On the second day, Ugarte told us we would see no more gold prospectors or nomadic fishermen - only animals. So far we had spotted herons, eagles, condors and monkeys. Near our third campsite were the unmistakable prints of a jaguar following those of a tapir, a small piglike member of the elephant family. Sniffing the air, one of the guides noted the scent of the jaguar's urine was still fresh.

On the third day we confronted a class IV rapid where none existed on Ugarte's last trip. We skirted a huge, sucking hole that threatened to pull us to the bottom and were congratulated with a pounding from a 7-foot standing wave.

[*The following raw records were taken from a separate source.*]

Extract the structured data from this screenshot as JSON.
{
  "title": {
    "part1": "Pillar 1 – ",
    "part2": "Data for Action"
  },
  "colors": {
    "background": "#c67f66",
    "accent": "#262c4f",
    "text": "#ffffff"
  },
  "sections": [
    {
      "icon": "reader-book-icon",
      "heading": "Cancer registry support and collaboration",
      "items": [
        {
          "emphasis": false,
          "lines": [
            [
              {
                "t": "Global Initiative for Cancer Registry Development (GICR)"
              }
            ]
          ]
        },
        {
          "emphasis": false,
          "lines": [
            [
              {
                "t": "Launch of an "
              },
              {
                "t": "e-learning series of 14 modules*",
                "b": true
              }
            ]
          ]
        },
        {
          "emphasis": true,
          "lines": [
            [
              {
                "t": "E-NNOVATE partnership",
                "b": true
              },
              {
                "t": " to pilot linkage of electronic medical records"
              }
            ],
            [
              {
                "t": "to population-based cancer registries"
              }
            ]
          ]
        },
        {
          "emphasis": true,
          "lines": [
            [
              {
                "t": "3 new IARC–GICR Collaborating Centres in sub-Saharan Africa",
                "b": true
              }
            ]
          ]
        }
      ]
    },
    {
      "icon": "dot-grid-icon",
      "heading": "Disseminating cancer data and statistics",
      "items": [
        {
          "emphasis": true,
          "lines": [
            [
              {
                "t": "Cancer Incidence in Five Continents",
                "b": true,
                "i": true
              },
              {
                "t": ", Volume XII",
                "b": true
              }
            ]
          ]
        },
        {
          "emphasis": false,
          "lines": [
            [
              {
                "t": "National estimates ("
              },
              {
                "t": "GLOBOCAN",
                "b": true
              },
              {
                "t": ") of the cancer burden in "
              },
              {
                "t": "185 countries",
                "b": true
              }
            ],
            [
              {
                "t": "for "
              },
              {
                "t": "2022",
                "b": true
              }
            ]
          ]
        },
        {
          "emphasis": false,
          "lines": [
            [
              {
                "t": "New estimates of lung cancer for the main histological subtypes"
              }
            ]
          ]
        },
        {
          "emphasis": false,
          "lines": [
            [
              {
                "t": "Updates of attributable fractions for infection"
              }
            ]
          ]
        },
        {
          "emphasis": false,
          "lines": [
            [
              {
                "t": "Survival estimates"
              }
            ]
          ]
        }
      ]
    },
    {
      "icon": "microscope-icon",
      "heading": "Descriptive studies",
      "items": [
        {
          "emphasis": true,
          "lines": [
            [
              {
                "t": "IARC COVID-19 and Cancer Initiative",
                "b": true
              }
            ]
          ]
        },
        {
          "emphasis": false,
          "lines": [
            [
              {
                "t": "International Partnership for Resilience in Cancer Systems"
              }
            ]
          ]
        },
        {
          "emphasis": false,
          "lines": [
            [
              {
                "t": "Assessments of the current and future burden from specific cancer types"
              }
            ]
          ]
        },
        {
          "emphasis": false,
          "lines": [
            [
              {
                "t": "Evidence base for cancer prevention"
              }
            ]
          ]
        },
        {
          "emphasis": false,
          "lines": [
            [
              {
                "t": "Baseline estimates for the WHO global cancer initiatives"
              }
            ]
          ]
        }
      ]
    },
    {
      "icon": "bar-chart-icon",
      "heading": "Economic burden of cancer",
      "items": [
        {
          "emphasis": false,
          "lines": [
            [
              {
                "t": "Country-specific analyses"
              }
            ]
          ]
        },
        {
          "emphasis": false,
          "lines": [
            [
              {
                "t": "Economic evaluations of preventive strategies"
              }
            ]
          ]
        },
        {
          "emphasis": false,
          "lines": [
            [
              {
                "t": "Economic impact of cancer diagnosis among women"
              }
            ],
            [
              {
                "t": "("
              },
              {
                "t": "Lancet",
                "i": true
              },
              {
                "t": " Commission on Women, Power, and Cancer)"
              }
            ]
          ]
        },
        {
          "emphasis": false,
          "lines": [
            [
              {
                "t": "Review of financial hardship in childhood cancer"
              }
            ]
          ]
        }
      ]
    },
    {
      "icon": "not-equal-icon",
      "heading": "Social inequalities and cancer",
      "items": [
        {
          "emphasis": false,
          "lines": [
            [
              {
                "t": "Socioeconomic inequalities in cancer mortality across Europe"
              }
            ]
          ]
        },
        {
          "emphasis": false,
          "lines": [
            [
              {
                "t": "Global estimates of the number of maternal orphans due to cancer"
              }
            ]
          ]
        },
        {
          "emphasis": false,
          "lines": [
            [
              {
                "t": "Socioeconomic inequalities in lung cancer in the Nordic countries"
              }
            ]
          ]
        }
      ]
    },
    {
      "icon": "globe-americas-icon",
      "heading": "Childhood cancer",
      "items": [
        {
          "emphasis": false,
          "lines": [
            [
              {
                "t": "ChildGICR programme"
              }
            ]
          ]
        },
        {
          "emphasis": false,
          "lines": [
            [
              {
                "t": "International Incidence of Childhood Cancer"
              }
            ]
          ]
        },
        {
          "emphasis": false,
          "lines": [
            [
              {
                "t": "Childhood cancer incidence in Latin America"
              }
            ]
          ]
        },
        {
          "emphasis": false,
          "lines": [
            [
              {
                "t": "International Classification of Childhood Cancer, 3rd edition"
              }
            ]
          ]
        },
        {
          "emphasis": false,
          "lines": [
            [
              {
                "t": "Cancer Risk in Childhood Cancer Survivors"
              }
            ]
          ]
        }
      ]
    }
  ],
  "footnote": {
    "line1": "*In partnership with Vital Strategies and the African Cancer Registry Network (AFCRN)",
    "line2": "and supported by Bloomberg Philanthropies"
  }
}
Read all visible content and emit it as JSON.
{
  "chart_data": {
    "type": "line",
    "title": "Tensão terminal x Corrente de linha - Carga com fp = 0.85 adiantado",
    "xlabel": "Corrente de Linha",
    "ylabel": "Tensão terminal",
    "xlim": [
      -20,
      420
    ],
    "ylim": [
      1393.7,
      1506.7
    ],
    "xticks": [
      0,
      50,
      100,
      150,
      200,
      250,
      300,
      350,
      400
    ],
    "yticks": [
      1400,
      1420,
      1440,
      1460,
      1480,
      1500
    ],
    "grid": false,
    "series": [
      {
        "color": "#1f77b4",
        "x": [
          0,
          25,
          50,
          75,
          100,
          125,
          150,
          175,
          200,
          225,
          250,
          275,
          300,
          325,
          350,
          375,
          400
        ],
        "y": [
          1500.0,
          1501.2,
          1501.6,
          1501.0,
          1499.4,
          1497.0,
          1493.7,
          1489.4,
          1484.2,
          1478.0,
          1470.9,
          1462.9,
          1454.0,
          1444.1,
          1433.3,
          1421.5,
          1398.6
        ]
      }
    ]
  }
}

At night, we camped tent to tent on a narrow sandbar and celebrated our victory over the Monster rapid with linguine and a bottle of Cien Fuegos ("100 Fires"). While we were passing around stories, including one about a group that had to live three days on bananas, a guide went down to check on the rafts. He explained that if water condenses on the boats between 6 and 9 p.m., it's not likely to rain because most of the moisture is down at a lower level instead of up high in the clouds. That night the boats were bone dry.

The downpour started at 10 p.m. When we put in the next day, the river's technical pool-drop rapids were lumped together in one continual surge. Ugarte looked uneasy, realizing that ahead of us lurked Monster II, a Class V drop even at lower levels.

We skipped lunch, snacking on waxy Peruvian chocolate while we paddled. The rain persisted. No one cheered anymore when we came through the big ones. We all were grim, tense, doing a job. In three sets of rapids, we had five swimmers - a euphemism for those who fall out. Luckily, they were picked up before they took in too much water. The river's color went from champagne to deep chocolate.

At 5:30 p.m., the equatorial jungle was almost dark, and most of the beaches had been consumed by rising waters. We found a small strip left just above the second monster.

"I guess this will have to do," said Ugarte, concern obvious in his voice. "We'll just have to set up a watch all night."

The river had risen another 4 feet when the cry came at 3 a.m. Water was seeping under our tents, and in only a few hours the entire beach would be lost.

We waited for two days in wet, dirty tents in damp sleeping bags, coiling up four to a unit for warmth. Wet wood had to be whittled down to a small dry core before it would burn. The river rose almost 13 vertical feet. It became a wall of water tearing away at the banks, sometimes with trees in tow. There were no beaches, no eddies, no way for anyone to get ashore. Ugarte said the whole course was a class V.

On the third day the river had dropped enough for us to continue our journey. The rapids were constant now, with large holes where only ripples had been a few days before. Weak with dysentery, I thought only of the moment and paddled with all I had. Shivering from soakings by 12-foot waves, we sailed through two Peruvian class V rapids without incident.

Within two days, we arrived at the Class II flats and, after several grueling, 12-hour paddling marathons, we emerged from the Tambopata hairier, thinner and tougher. Somewhere on that long rebirth canal of a river, the 12 separate individuals who went in had become a "we," a united group.